The Perfumed Court says: An elegant fragrance that with delightfully fruity,$ floral$ notes of osmanthus, green leaf,$ bergamot,$ orange, mandarinee, rose,$ baies roses,$ castoreum, hay and musk.$

Hans says: That smells a lot like that one yesterday.


FOOTNOTE (crossed): Greek for "assload."

%FOOTNOTE (percented): I am not categorically opposed to Jesus. I am, however, categorically opposed to bumper stickers.

FOOTNOTE (double-crossed): Including, "Real Men Love Jesus" in a "Frankie Say Relax" graphic format. I think most of you are old enough to remember Frankie and his Relax shirts.

§FOOTNOTE (swerved): Particularly since the saintly asshole rode my bumper, whipped around me, cut me off, then somehow managed to cut me off twice more -- howintheHELLdidhegetbehindme -- on the way in to downtown.

FOOTNOTE (paragraphed): I only wish I was being funny there. Sometimes my devotion to clever blogthings (read: what I think of as clever blogthings) overrides better reason.

#FOOTNOTE (pounded): I believe the exact answer is "twice in the last two years."

††FOOTNOTE (ddouble-ccrossed): Because "Melanie," the nice Mumbaian woman who gave me my membership number couldn't help me with a new card.

‡‡FOOTNOTE (doubble-crossssed): Check me: shouldn't this have come up with my membership number?

§§FOOTNOTE (fine Spencerian script, like I do all my essays): OK, a tiny exaggeration here, but I did have to give the specific reason I was requesting a replacement card.

¶¶FOOTNOTE (oh, my aching heads -- softball, Kim): Which I didn't actually see, but I suspect was not filled out through prior information gathering.

##FOOTNOTE (how many pounds before I get my gym card?): I've used my checkbook fewer times than my gym card in the last two years. Who requires checks anymore? Oh, wait, I just answered that...
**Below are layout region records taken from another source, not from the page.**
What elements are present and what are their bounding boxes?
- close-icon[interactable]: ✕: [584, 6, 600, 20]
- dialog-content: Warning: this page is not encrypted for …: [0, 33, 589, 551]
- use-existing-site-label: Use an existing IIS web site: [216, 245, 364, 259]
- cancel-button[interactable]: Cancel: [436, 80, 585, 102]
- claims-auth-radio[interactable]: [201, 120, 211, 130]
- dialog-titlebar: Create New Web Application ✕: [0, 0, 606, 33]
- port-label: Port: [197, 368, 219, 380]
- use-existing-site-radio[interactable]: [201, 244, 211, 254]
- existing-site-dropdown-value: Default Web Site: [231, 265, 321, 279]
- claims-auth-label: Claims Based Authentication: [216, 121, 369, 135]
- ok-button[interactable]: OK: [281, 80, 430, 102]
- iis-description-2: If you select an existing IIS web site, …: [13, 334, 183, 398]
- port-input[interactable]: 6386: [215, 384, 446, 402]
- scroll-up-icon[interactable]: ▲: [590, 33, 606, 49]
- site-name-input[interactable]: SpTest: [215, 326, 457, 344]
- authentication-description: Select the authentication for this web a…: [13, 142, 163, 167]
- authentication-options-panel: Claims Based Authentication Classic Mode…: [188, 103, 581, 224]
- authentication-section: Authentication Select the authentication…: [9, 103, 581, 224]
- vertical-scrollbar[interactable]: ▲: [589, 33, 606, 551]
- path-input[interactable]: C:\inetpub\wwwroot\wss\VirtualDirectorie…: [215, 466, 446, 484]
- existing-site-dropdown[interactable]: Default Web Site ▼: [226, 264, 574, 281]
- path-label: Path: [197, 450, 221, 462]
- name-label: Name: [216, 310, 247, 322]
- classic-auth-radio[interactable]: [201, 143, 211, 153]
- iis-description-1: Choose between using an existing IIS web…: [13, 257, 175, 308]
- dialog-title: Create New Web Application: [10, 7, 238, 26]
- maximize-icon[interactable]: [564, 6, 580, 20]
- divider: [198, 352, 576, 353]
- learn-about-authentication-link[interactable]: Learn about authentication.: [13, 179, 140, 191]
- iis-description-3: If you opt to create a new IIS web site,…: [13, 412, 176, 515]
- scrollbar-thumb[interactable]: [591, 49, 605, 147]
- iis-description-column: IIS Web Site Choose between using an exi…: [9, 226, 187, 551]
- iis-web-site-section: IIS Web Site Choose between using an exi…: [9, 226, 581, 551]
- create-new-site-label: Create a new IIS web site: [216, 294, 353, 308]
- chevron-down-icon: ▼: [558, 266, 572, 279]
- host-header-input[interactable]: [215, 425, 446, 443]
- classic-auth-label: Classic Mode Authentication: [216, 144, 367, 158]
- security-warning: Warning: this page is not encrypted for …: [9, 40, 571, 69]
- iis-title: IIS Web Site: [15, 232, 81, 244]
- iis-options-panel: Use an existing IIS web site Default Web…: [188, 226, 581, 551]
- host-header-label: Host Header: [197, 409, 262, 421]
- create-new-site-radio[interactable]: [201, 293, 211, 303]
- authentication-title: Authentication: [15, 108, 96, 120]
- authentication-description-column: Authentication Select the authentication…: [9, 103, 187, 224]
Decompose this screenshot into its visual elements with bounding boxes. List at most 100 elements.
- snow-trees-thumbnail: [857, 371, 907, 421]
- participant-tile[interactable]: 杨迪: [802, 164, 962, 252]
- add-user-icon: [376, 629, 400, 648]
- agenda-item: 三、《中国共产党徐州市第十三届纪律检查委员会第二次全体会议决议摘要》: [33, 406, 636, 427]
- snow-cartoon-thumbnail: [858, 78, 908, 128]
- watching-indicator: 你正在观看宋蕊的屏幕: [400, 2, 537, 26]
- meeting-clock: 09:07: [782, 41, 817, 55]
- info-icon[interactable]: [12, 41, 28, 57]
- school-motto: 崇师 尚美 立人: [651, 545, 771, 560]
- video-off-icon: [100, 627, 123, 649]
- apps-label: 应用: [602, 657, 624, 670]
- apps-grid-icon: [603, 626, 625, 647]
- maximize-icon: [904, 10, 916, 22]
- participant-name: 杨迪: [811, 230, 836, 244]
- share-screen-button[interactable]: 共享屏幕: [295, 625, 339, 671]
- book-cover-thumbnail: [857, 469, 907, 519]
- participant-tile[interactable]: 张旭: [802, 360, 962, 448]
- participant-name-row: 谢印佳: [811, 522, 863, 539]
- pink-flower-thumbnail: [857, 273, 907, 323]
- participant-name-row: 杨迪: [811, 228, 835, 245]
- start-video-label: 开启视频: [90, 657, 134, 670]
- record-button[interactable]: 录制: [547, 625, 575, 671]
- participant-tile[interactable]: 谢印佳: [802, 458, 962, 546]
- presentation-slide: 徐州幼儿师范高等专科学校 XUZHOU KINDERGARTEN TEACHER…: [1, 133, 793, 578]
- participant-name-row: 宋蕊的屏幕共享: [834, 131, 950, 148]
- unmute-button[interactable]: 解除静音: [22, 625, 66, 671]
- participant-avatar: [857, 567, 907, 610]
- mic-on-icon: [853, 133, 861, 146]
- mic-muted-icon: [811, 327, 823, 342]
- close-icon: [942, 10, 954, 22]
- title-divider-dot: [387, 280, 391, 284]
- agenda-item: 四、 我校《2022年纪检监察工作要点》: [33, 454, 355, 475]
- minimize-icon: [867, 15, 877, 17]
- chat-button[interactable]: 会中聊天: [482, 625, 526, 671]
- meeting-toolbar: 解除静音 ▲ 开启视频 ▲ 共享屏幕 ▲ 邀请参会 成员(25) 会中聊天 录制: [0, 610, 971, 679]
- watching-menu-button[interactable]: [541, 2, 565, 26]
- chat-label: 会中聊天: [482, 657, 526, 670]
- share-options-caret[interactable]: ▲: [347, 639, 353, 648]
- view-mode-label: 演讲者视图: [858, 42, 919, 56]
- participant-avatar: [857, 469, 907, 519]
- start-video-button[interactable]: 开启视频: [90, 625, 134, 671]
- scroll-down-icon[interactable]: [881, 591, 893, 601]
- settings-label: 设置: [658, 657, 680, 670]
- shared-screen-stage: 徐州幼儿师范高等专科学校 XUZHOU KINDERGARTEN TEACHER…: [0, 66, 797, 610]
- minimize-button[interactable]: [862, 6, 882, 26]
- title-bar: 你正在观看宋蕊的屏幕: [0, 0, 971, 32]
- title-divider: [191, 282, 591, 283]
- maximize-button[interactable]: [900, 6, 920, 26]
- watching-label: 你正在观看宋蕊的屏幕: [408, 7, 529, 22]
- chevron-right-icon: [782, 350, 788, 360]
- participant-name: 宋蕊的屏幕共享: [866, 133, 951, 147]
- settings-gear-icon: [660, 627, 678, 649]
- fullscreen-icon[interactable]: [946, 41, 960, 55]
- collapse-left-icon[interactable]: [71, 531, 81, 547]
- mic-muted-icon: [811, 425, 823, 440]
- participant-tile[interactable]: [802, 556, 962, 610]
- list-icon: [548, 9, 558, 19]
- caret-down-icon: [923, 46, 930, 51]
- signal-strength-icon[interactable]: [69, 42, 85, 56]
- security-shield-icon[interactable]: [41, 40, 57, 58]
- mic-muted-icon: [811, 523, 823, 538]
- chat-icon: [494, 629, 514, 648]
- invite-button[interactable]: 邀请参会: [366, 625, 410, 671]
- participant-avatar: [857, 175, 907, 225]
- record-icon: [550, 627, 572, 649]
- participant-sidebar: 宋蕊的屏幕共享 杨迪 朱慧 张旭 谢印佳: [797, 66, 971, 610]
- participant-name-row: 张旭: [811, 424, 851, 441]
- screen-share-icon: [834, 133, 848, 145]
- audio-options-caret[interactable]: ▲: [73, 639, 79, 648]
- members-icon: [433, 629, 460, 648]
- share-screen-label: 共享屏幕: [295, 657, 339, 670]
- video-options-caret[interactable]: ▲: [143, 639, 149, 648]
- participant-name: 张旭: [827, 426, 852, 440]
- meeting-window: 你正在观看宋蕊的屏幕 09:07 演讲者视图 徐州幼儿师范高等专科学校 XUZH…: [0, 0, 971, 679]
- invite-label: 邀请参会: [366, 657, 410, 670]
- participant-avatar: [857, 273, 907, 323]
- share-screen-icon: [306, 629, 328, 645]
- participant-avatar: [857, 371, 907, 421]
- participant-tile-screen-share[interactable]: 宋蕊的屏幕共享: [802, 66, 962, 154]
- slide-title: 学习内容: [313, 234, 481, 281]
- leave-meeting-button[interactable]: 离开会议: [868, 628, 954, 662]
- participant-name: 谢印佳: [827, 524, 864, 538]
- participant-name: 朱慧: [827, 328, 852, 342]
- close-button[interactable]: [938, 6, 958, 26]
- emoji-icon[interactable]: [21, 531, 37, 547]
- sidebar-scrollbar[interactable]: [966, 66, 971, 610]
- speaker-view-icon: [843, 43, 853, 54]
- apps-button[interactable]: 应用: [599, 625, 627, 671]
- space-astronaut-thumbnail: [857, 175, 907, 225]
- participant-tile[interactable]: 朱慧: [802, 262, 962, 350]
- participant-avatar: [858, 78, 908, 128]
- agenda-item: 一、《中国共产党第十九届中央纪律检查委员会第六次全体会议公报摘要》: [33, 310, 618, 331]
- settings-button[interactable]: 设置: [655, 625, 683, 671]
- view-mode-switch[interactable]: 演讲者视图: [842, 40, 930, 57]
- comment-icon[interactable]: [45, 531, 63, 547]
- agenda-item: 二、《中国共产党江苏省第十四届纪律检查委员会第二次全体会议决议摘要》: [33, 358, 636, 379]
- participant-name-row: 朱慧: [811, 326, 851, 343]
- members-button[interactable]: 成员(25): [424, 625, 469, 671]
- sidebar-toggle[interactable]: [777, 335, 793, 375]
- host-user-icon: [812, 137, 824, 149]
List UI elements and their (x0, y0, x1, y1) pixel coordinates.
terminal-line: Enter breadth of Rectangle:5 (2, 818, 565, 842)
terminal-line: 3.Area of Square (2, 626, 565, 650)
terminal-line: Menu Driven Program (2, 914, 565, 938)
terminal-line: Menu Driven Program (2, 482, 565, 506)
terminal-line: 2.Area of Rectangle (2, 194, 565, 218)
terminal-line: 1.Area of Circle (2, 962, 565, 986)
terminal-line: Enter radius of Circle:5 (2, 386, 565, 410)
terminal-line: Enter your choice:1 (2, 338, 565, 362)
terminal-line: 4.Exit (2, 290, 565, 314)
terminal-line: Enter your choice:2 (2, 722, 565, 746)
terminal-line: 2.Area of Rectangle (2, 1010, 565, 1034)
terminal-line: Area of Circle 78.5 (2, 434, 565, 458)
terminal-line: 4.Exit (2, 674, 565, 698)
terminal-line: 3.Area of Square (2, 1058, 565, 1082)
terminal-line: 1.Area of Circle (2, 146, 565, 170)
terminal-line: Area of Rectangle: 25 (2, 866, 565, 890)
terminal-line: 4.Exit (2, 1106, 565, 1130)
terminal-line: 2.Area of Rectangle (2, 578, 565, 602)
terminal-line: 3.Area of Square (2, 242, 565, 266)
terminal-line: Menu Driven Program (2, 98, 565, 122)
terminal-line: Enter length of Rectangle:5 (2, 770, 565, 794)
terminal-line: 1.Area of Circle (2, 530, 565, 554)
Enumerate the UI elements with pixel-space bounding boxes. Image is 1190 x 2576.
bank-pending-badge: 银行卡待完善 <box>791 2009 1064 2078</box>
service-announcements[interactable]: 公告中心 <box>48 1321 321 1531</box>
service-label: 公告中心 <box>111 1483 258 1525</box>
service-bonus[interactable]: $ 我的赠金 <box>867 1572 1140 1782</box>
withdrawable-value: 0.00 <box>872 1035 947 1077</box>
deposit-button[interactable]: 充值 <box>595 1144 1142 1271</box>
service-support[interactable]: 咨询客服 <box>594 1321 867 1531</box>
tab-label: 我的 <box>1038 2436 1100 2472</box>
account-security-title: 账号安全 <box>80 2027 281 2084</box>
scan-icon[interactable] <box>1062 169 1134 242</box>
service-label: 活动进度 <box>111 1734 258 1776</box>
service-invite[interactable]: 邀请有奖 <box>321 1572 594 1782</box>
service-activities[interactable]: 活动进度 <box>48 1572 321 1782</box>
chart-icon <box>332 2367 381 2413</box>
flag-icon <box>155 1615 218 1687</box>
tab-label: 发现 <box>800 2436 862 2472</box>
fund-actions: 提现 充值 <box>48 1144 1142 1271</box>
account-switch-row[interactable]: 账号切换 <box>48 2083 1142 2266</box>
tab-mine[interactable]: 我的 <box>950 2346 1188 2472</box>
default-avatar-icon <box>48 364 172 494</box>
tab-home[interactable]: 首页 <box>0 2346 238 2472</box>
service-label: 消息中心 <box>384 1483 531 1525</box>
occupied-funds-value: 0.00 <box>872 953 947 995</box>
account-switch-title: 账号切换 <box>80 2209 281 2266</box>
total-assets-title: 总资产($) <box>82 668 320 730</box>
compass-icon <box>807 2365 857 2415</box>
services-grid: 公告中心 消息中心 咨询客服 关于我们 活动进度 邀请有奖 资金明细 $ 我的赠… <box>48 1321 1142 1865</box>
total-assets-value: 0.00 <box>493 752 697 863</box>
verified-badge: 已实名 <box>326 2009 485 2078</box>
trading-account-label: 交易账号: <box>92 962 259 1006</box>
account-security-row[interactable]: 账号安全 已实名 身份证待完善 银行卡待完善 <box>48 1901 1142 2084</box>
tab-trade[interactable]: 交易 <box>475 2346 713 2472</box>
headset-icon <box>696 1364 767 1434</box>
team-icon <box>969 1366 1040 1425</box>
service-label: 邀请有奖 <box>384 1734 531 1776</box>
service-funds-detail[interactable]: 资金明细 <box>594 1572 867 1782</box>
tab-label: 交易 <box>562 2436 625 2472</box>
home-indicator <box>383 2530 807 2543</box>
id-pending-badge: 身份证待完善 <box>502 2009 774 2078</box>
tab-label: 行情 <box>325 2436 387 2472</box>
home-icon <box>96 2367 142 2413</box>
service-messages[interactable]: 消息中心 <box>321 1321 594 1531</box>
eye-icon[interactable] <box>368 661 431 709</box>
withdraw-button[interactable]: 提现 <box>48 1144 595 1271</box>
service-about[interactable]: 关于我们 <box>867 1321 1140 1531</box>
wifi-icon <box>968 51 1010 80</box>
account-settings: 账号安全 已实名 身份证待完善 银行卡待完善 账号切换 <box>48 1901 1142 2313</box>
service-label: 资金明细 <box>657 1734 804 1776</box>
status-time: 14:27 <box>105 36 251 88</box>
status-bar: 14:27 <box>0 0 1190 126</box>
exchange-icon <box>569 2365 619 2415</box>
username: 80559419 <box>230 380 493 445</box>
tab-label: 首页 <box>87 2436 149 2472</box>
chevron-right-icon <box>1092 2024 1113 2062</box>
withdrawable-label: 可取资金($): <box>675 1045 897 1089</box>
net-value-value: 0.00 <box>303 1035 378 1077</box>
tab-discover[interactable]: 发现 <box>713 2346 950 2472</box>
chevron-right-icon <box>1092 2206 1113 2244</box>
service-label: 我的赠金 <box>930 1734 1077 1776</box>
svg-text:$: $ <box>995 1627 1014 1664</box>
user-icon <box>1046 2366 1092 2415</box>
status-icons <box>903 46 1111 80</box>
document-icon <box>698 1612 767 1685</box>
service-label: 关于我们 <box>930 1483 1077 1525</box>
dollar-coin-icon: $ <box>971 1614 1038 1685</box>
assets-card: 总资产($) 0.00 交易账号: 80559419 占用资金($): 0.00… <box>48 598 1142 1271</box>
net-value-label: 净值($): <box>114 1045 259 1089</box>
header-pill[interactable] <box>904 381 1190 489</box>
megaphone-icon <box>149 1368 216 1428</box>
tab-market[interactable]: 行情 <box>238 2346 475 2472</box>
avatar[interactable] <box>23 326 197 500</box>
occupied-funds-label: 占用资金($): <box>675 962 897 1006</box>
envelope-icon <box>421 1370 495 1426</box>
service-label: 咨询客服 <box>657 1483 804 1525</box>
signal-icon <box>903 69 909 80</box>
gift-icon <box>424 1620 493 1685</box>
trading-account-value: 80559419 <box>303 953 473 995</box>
†††FOOTNOTE (Oh, look! A bumper sticker!): Did you know musk isn't all animalic and sexual and rutting? I always thought it was, but it's actually soapy. And if we're talking "actually," it's sort of a reverse-engineering thing. The scent added to laundry soaps starting way back in the 30's (I may be making that up) is a musk, so we associate musk smells with soap now. You're welcome.

‡‡‡FOOTNOTE (supply lines are getting thinner and harder to maintain): Nathan Branch said Grain de Musc said of another JCE creation, "...one of Jean Claude Ellena's many variations on the smell of water."

$FOOTNOTE (on the money): Well, if you count bergamot as close enough to lime leaves for our purposes.